去る11月12日にメディケア・リハビリ訪問看護ステーション京都にて「第1回メディケア・リハビリ地域講座」を開催いたしました。第1回の講座のテーマは「嚥下機能について」「栄養視点からのサルコペニア対策」です。地域のケアマネジャーや医師、ヘルパーの方々40名以上にご参加いただき、大変盛況でした。
第一部の講師はメディケア・リハビリ訪問看護ステーション京都に在籍する言語聴覚士の高田が務め、「嚥下機能について」をテーマに講演いたしました。
食べ物の量や形状の認識、食べ方の判断から、口に入れ、咀嚼し、飲み込んで胃へ送るまでの一連の流れである嚥下5期(認知期・準備期・口腔期・咽頭期・食道期)の話題を中心に、それぞれの時期に起こる疾患とその症状を、ペットボトルを食道に見立てるなどして説明いたしました。
またその中で、参加者の方々には飲み物を飲まずにクラッカー4枚を口に含んで飲み込んでいただいたり、舌を使わずにお茶を飲んでいただいたりなど、擬似的な嚥下障害を実際に体験していただきました。中にはムセておられる方も複数おり、普段私たちが何気なく行っている「食べる」「飲み込む」といった行為が実はとても複雑な動作の組み合わせで成り立っているのだということを実感しました。
この嚥下5期は、1つの「期」だけの障害を持っていることは稀で、多くは複数の「期」の障害を持っている場合が多いそうです。その複数の障害を総合的に評価し、代償手段・訓練の検討を行うことが言語聴覚士の仕事の一つでもあります。
そのほか、上記の嚥下5期以外にも、食事の際の姿勢やとろみの付け方、評価についてもお話させていただきました。
第二部では株式会社クリニコ様をお招きし、「サルコペニアについて」をテーマにご講演いただきました。
サルコペニアとは、高齢または栄養不足によって筋肉の量が減少していく現象のことで、立ち上がりや歩行が段々と億劫になり、放置すると歩行困難になってしまう場合もあるそうです。
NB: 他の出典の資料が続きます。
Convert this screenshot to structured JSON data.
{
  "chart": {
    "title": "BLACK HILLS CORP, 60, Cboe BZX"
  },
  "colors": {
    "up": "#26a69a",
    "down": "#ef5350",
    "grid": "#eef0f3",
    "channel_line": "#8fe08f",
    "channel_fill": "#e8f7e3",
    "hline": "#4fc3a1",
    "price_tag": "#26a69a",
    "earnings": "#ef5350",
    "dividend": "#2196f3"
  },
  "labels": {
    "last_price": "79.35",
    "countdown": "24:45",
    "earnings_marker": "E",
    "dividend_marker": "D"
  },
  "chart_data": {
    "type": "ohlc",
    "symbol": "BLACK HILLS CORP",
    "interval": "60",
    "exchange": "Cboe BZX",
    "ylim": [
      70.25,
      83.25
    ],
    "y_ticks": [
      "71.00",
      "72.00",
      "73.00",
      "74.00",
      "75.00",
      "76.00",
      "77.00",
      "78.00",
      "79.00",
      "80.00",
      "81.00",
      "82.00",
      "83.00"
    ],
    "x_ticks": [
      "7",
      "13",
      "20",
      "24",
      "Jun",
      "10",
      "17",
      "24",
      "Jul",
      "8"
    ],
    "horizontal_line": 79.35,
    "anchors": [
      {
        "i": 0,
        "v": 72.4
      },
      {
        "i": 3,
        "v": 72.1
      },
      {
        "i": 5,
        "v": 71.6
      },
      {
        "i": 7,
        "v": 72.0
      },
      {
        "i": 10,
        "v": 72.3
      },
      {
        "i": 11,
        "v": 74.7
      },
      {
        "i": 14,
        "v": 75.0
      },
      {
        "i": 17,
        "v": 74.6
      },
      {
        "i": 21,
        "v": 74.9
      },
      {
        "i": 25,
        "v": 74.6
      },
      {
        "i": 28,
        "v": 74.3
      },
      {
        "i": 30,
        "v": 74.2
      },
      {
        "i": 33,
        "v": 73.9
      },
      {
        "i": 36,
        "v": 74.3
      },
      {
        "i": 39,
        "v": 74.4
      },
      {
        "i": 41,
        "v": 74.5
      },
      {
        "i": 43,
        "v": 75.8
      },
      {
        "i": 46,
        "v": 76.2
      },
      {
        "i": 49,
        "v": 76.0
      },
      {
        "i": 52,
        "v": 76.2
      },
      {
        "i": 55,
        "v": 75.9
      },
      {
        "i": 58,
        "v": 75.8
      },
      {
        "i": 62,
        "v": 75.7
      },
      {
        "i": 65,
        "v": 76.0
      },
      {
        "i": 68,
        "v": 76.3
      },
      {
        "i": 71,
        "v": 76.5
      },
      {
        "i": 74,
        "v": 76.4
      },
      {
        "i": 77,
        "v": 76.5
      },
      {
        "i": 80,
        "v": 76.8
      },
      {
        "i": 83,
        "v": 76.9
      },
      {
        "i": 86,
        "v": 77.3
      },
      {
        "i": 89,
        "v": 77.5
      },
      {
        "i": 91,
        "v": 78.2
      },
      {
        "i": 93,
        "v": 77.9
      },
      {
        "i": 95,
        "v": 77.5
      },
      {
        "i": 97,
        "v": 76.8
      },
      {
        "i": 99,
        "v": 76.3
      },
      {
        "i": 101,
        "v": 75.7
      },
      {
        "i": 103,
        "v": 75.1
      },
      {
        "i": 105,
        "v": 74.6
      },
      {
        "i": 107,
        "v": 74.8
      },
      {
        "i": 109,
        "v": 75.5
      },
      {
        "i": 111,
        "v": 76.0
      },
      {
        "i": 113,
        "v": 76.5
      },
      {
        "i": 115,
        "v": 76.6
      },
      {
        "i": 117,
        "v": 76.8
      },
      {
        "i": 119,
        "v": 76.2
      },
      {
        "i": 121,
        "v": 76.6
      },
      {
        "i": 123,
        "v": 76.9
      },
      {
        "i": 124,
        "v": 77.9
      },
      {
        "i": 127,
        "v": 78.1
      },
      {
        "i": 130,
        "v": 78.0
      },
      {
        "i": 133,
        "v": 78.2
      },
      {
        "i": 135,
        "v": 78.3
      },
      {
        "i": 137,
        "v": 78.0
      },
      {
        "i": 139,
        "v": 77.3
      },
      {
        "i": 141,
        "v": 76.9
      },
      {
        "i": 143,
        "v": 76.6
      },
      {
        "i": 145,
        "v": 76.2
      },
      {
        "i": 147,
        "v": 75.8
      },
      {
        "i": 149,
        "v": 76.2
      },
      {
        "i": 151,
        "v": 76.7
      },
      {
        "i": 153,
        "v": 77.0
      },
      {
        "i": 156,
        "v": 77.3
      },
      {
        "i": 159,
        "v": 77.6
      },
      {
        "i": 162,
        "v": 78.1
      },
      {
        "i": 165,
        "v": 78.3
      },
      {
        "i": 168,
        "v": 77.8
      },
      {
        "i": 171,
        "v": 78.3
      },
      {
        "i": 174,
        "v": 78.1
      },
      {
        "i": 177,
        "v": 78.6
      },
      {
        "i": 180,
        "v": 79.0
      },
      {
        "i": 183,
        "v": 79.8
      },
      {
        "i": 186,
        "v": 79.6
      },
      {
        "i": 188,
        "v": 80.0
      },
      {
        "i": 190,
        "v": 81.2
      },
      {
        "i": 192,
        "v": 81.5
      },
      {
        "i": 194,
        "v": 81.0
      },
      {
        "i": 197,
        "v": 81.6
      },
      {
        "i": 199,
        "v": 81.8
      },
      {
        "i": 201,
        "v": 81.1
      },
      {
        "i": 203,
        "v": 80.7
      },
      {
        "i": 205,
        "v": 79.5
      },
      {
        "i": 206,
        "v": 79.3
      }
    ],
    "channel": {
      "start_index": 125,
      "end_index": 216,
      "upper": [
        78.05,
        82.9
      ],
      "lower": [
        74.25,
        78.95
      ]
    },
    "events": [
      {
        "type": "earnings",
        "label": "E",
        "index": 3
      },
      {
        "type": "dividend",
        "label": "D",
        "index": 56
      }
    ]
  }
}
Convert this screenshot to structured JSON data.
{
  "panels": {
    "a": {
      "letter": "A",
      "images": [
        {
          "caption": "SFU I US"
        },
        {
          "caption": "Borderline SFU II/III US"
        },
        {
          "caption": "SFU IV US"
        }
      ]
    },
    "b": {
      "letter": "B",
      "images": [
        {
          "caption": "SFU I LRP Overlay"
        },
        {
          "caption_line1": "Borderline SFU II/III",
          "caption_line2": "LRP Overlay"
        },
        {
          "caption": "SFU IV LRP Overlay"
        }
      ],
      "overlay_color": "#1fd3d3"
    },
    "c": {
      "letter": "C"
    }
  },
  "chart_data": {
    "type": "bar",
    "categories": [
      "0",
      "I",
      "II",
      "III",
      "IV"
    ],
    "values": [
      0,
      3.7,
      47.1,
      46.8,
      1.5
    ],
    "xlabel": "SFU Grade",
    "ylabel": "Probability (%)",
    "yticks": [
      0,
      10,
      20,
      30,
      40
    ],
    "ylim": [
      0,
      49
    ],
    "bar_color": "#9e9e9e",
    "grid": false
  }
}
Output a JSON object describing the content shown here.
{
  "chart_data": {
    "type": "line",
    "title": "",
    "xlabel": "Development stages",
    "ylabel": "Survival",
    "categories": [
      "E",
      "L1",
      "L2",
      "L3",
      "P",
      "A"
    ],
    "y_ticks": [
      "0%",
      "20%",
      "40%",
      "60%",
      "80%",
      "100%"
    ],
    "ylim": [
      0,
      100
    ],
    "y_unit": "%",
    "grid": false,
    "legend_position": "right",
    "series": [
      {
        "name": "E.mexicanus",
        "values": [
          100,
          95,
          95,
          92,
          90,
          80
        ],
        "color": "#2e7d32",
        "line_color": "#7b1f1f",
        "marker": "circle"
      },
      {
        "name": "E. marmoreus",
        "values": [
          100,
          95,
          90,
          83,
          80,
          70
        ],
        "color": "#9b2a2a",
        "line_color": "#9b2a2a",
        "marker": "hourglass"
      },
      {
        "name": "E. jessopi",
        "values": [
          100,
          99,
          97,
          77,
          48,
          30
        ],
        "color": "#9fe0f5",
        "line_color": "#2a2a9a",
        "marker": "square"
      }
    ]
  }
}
この日は、サルコペニアを予防するため、筋肉や骨、臓器の元となるたんぱく質、その中でも必須アミノ酸、特にバリン・ロイシン・イソロイシン(BCAA)を中心にお話いただきました。
このBCAAを摂取することによってサルコペニアだけではなく、低栄養や肝疾患、COPD(慢性閉塞型肺疾患)の予防にもつながるそうです。
また、高齢の方は若年層に比べてタンパク質の合成量が少ないため、量は勿論、質の良いものを摂取することがサルコペニア予防のポイントになるのだそうです。
講演後は、クリニコ様の嚥下食や栄養食などの製品試食会も行い、当訪問看護ステーションと近隣の居宅、病院だけでなく、居宅同士、病院同士の交流の場ともなりました。
今後も第2回、第3回とより良い内容の地域講座を開催していきたいと思います。